His words are openly mutinous. I scan the crowd, searching for Gáspár, for anyone who might bear witness to Nándor’s treason. My heart leaps when I see a black suba, but it’s not Gáspár—it’s only a nameless Woodsman whose face is unfamiliar to me. My gaze lands on another Woodsman, and then another, their axes at their hips and their eyes following Nándor reverently. My vision falters, and I feel sick enough to retch.
The crowd presses around Nándor, pushing farther down the road. All the sounds of our feast have gone silent. Children are clinging to their fathers’ legs, the feathers from their masks snatched up in the wind. The rabbi is mutely cradling his cup of wine in one hand and a half-eaten biscuit in the other. We are all, in this moment, part of the same constellation: dozens of stars clustered in identical terror.
Nándor breaks from the crowd. In the evening light, his face is incandescent, torchlight flickering on the shining planes of his cheeks. He comes toward me, and Jozefa gives a tiny gasp of fear, stumbling back. I hold myself still. My heart is all roaring clamor. When Nándor finally stops, our noses are a hair’s breadth apart. I can see a small, imperfect birthmark under his left eyebrow.

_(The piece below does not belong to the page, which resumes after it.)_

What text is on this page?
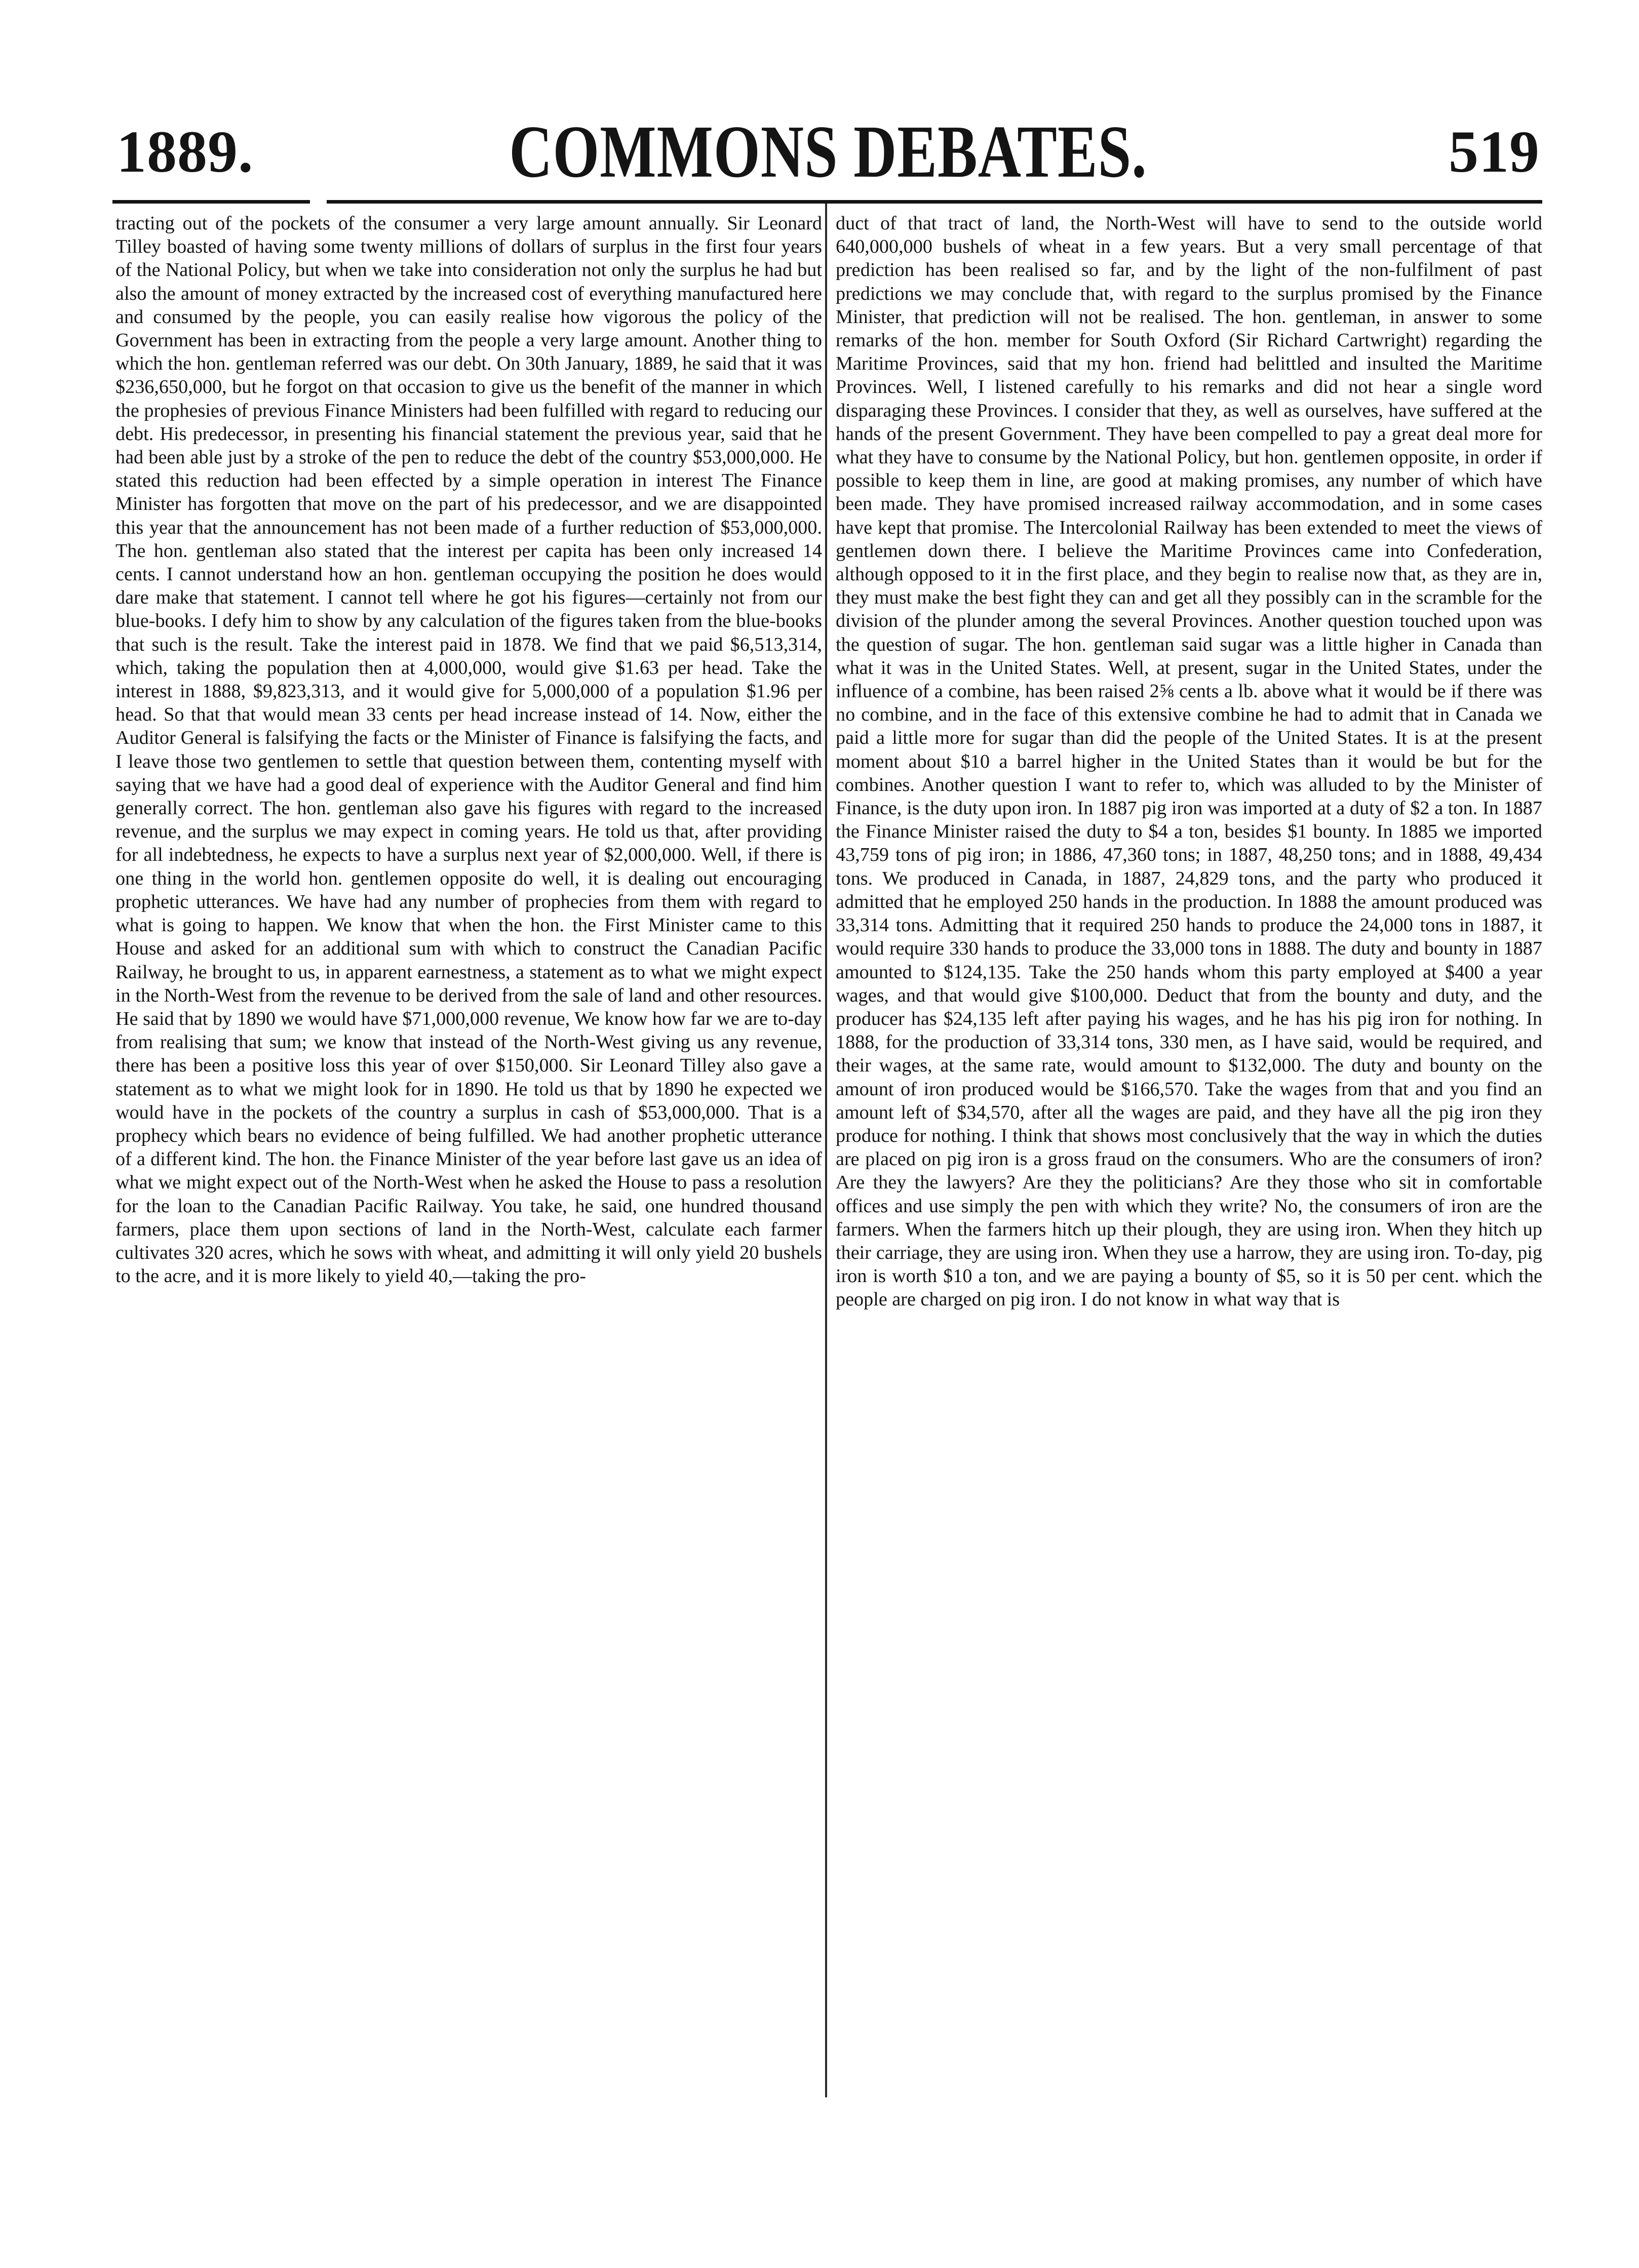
1889.	COMMONS DEBATES.	519

tracting out of the pockets of the consumer a very large amount annually. Sir Leonard Tilley boasted of having some twenty millions of dollars of surplus in the first four years of the National Policy, but when we take into consideration not only the surplus he had but also the amount of money extracted by the increased cost of everything manufactured here and consumed by the people, you can easily realise how vigorous the policy of the Government has been in extracting from the people a very large amount. Another thing to which the hon. gentleman referred was our debt. On 30th January, 1889, he said that it was $236,650,000, but he forgot on that occasion to give us the benefit of the manner in which the prophesies of previous Finance Ministers had been fulfilled with regard to reducing our debt. His predecessor, in presenting his financial statement the previous year, said that he had been able just by a stroke of the pen to reduce the debt of the country $53,000,000. He stated this reduction had been effected by a simple operation in interest The Finance Minister has forgotten that move on the part of his predecessor, and we are disappointed this year that the announcement has not been made of a further reduction of $53,000,000. The hon. gentleman also stated that the interest per capita has been only increased 14 cents. I cannot understand how an hon. gentleman occupying the position he does would dare make that statement. I cannot tell where he got his figures—certainly not from our blue-books. I defy him to show by any calculation of the figures taken from the blue-books that such is the result. Take the interest paid in 1878. We find that we paid $6,513,314, which, taking the population then at 4,000,000, would give $1.63 per head. Take the interest in 1888, $9,823,313, and it would give for 5,000,000 of a population $1.96 per head. So that that would mean 33 cents per head increase instead of 14. Now, either the Auditor General is falsifying the facts or the Minister of Finance is falsifying the facts, and I leave those two gentlemen to settle that question between them, contenting myself with saying that we have had a good deal of experience with the Auditor General and find him generally correct. The hon. gentleman also gave his figures with regard to the increased revenue, and the surplus we may expect in coming years. He told us that, after providing for all indebtedness, he expects to have a surplus next year of $2,000,000. Well, if there is one thing in the world hon. gentlemen opposite do well, it is dealing out encouraging prophetic utterances. We have had any number of prophecies from them with regard to what is going to happen. We know that when the hon. the First Minister came to this House and asked for an additional sum with which to construct the Canadian Pacific Railway, he brought to us, in apparent earnestness, a statement as to what we might expect in the North-West from the revenue to be derived from the sale of land and other resources. He said that by 1890 we would have $71,000,000 revenue, We know how far we are to-day from realising that sum; we know that instead of the North-West giving us any revenue, there has been a positive loss this year of over $150,000. Sir Leonard Tilley also gave a statement as to what we might look for in 1890. He told us that by 1890 he expected we would have in the pockets of the country a surplus in cash of $53,000,000. That is a prophecy which bears no evidence of being fulfilled. We had another prophetic utterance of a different kind. The hon. the Finance Minister of the year before last gave us an idea of what we might expect out of the North-West when he asked the House to pass a resolution for the loan to the Canadian Pacific Railway. You take, he said, one hundred thousand farmers, place them upon sections of land in the North-West, calculate each farmer cultivates 320 acres, which he sows with wheat, and admitting it will only yield 20 bushels to the acre, and it is more likely to yield 40,—taking the pro-

duct of that tract of land, the North-West will have to send to the outside world 640,000,000 bushels of wheat in a few years. But a very small percentage of that prediction has been realised so far, and by the light of the non-fulfilment of past predictions we may conclude that, with regard to the surplus promised by the Finance Minister, that prediction will not be realised. The hon. gentleman, in answer to some remarks of the hon. member for South Oxford (Sir Richard Cartwright) regarding the Maritime Provinces, said that my hon. friend had belittled and insulted the Maritime Provinces. Well, I listened carefully to his remarks and did not hear a single word disparaging these Provinces. I consider that they, as well as ourselves, have suffered at the hands of the present Government. They have been compelled to pay a great deal more for what they have to consume by the National Policy, but hon. gentlemen opposite, in order if possible to keep them in line, are good at making promises, any number of which have been made. They have promised increased railway accommodation, and in some cases have kept that promise. The Intercolonial Railway has been extended to meet the views of gentlemen down there. I believe the Maritime Provinces came into Confederation, although opposed to it in the first place, and they begin to realise now that, as they are in, they must make the best fight they can and get all they possibly can in the scramble for the division of the plunder among the several Provinces. Another question touched upon was the question of sugar. The hon. gentleman said sugar was a little higher in Canada than what it was in the United States. Well, at present, sugar in the United States, under the influence of a combine, has been raised 2⅝ cents a lb. above what it would be if there was no combine, and in the face of this extensive combine he had to admit that in Canada we paid a little more for sugar than did the people of the United States. It is at the present moment about $10 a barrel higher in the United States than it would be but for the combines. Another question I want to refer to, which was alluded to by the Minister of Finance, is the duty upon iron. In 1887 pig iron was imported at a duty of $2 a ton. In 1887 the Finance Minister raised the duty to $4 a ton, besides $1 bounty. In 1885 we imported 43,759 tons of pig iron; in 1886, 47,360 tons; in 1887, 48,250 tons; and in 1888, 49,434 tons. We produced in Canada, in 1887, 24,829 tons, and the party who produced it admitted that he employed 250 hands in the production. In 1888 the amount produced was 33,314 tons. Admitting that it required 250 hands to produce the 24,000 tons in 1887, it would require 330 hands to produce the 33,000 tons in 1888. The duty and bounty in 1887 amounted to $124,135. Take the 250 hands whom this party employed at $400 a year wages, and that would give $100,000. Deduct that from the bounty and duty, and the producer has $24,135 left after paying his wages, and he has his pig iron for nothing. In 1888, for the production of 33,314 tons, 330 men, as I have said, would be required, and their wages, at the same rate, would amount to $132,000. The duty and bounty on the amount of iron produced would be $166,570. Take the wages from that and you find an amount left of $34,570, after all the wages are paid, and they have all the pig iron they produce for nothing. I think that shows most conclusively that the way in which the duties are placed on pig iron is a gross fraud on the consumers. Who are the consumers of iron? Are they the lawyers? Are they the politicians? Are they those who sit in comfortable offices and use simply the pen with which they write? No, the consumers of iron are the farmers. When the farmers hitch up their plough, they are using iron. When they hitch up their carriage, they are using iron. When they use a harrow, they are using iron. To-day, pig iron is worth $10 a ton, and we are paying a bounty of $5, so it is 50 per cent. which the people are charged on pig iron. I do not know in what way that is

“Évike,” he says. “What a terrible disappointment. There’s hardly any trace of pagan left in you. Pity for my father—he wanted a vicious wolf-girl, and he got a slavering Yehuli dog.”
He wants his words to draw deep gouges in me, deep enough to make me cower, or else rise to violence like a wolf with an arrow in its hind. Pain makes animals mean, but I must be more than just an animal now. The crowd thrums in bridled fury behind him, so many faces blank with their loathing. Ashen-faced peasants mostly, along with a handful of Woodsmen and even a few nobles in their jewel-bright dolmans. Something familiar sharpens out of the throng: Count Reményi, his weasel eyes narrowed like knife points.

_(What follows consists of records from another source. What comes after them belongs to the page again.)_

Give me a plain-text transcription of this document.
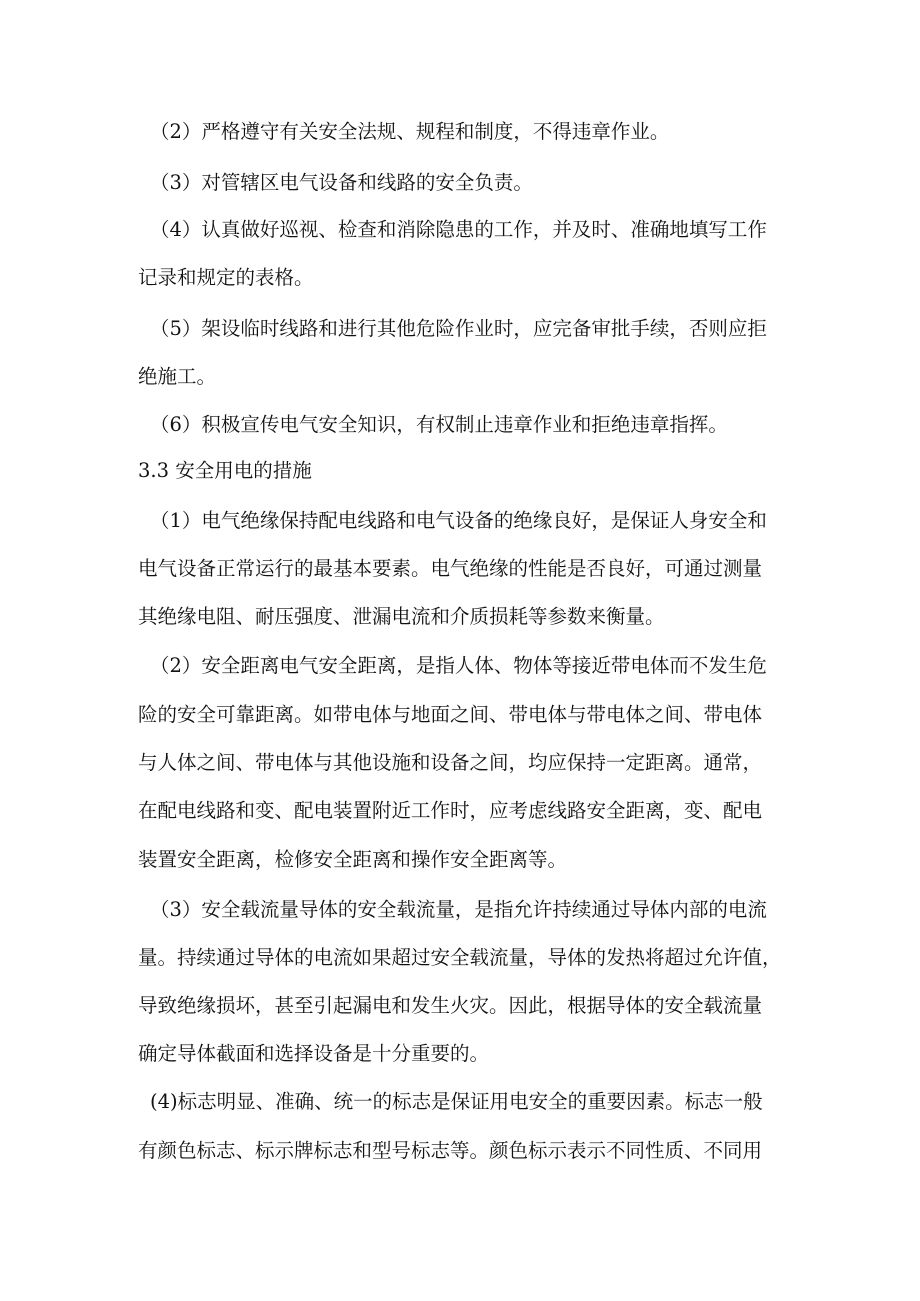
（2）严格遵守有关安全法规、规程和制度，不得违章作业。
（3）对管辖区电气设备和线路的安全负责。
（4）认真做好巡视、检查和消除隐患的工作，并及时、准确地填写工作
记录和规定的表格。
（5）架设临时线路和进行其他危险作业时，应完备审批手续，否则应拒
绝施工。
（6）积极宣传电气安全知识，有权制止违章作业和拒绝违章指挥。
3.3 安全用电的措施
（1）电气绝缘保持配电线路和电气设备的绝缘良好，是保证人身安全和
电气设备正常运行的最基本要素。电气绝缘的性能是否良好，可通过测量
其绝缘电阻、耐压强度、泄漏电流和介质损耗等参数来衡量。
（2）安全距离电气安全距离，是指人体、物体等接近带电体而不发生危
险的安全可靠距离。如带电体与地面之间、带电体与带电体之间、带电体
与人体之间、带电体与其他设施和设备之间，均应保持一定距离。通常，
在配电线路和变、配电装置附近工作时，应考虑线路安全距离，变、配电
装置安全距离，检修安全距离和操作安全距离等。
（3）安全载流量导体的安全载流量，是指允许持续通过导体内部的电流
量。持续通过导体的电流如果超过安全载流量，导体的发热将超过允许值，
导致绝缘损坏，甚至引起漏电和发生火灾。因此，根据导体的安全载流量
确定导体截面和选择设备是十分重要的。
(4)标志明显、准确、统一的标志是保证用电安全的重要因素。标志一般
有颜色标志、标示牌标志和型号标志等。颜色标示表示不同性质、不同用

“Wolf-girl or Yehuli, I know what to do with seditious bastards,” I say, though my voice is more uncertain than I would like. “And I know what shackles you now, Nándor. You want to be a Patritian king of a Patritian country, but it’s Patritian law that the crown goes to the firstborn son. The true-born son.”
I expect Nándor to flinch, if only briefly, but he scarcely even blinks at me. His gaze wanders over my shoulder, landing on Zsigmond. My heart stutters.

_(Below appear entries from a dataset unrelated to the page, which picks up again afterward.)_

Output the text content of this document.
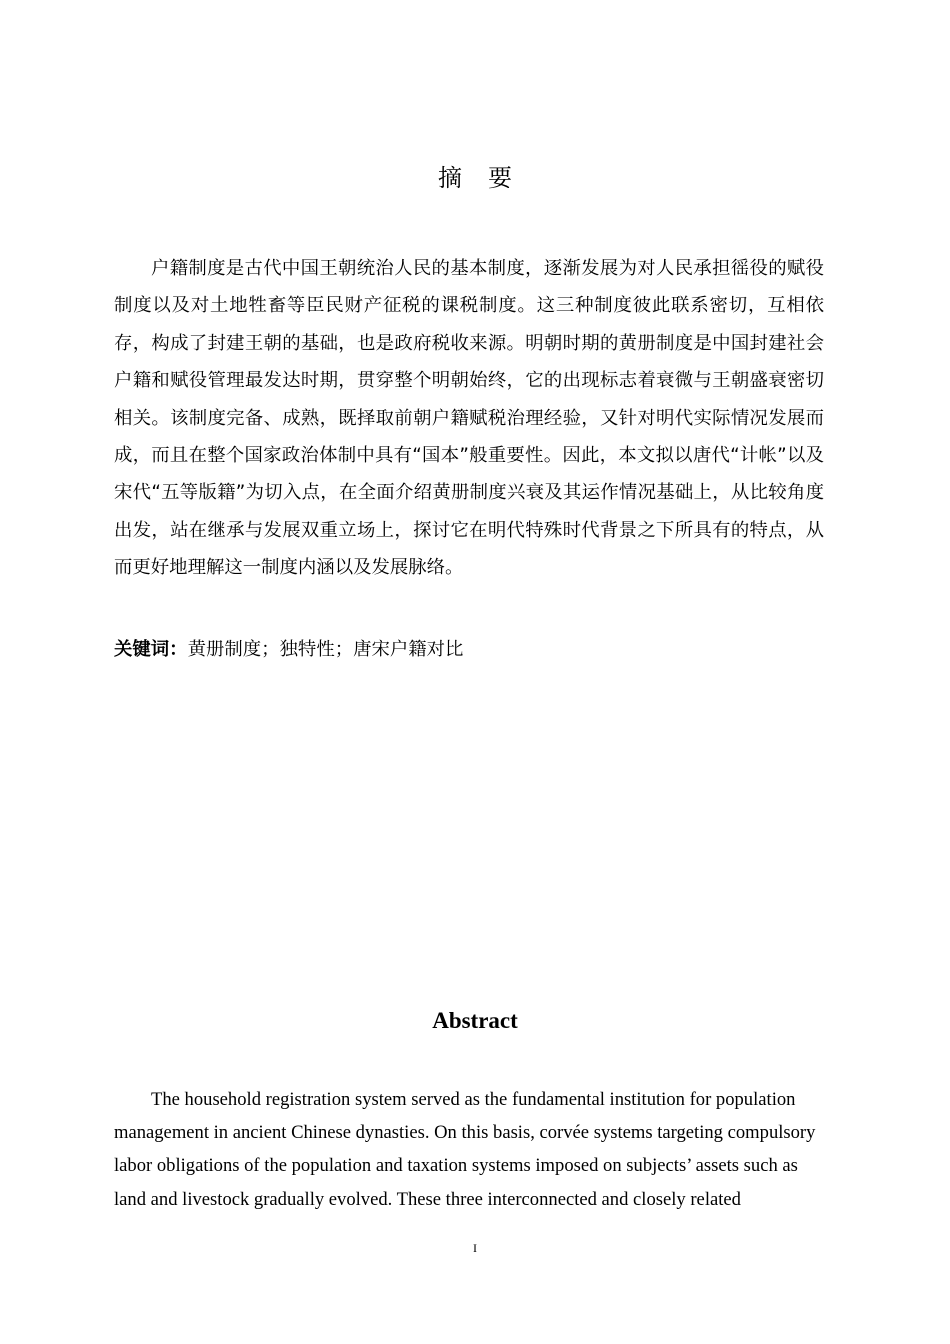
摘要

户籍制度是古代中国王朝统治人民的基本制度，逐渐发展为对人民承担徭役的赋役制度以及对土地牲畜等臣民财产征税的课税制度。这三种制度彼此联系密切，互相依存，构成了封建王朝的基础，也是政府税收来源。明朝时期的黄册制度是中国封建社会户籍和赋役管理最发达时期，贯穿整个明朝始终，它的出现标志着衰微与王朝盛衰密切相关。该制度完备、成熟，既择取前朝户籍赋税治理经验，又针对明代实际情况发展而成，而且在整个国家政治体制中具有“国本”般重要性。因此，本文拟以唐代“计帐”以及宋代“五等版籍”为切入点，在全面介绍黄册制度兴衰及其运作情况基础上，从比较角度出发，站在继承与发展双重立场上，探讨它在明代特殊时代背景之下所具有的特点，从而更好地理解这一制度内涵以及发展脉络。

关键词：黄册制度；独特性；唐宋户籍对比

Abstract

The household registration system served as the fundamental institution for population
management in ancient Chinese dynasties. On this basis, corvée systems targeting compulsory
labor obligations of the population and taxation systems imposed on subjects’ assets such as
land and livestock gradually evolved. These three interconnected and closely related

I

“So it is,” Nándor says, shifting his gaze back to me. “As long as the firstborn son lives. And you and your people may have my father’s protection for now, but one man’s word, even the word of a king, cannot hold against the tide of an entire city.”
It’s another moment before I can untangle the threefold braid of his threat, my stomach curdling with terror. Is it Gáspár’s life, not his father’s, that he aims to take? Does he plan to banish the Yehuli on his own, with his faction of disloyal Woodsmen? And then will he march them to Keszi too?
My four fingers curl into a fist. I’ve been told of Nándor’s power, but I have never seen it. I have heard him entrance a crowd with his voice, but voices can be silenced. Hateful instinct laces through me, and I very nearly wrap my hand around his throat.
I stop before I even lift my arm. It will only bring violence upon Zsigmond, upon Jozefa and Batya and all the Yehuli behind me. For all that I lambasted Gáspár over his cringing silence, for all that I fought Katalin’s cruelty, I don’t rise against Nándor now. I let his words land on my shoulders like brittle winter leaves. He plucks the wine cup from my hand and drains it, a stain of scarlet tinging the corners of his lips. Then he smashes the glass onto the cobblestones, turns, and leads his crowd away with him.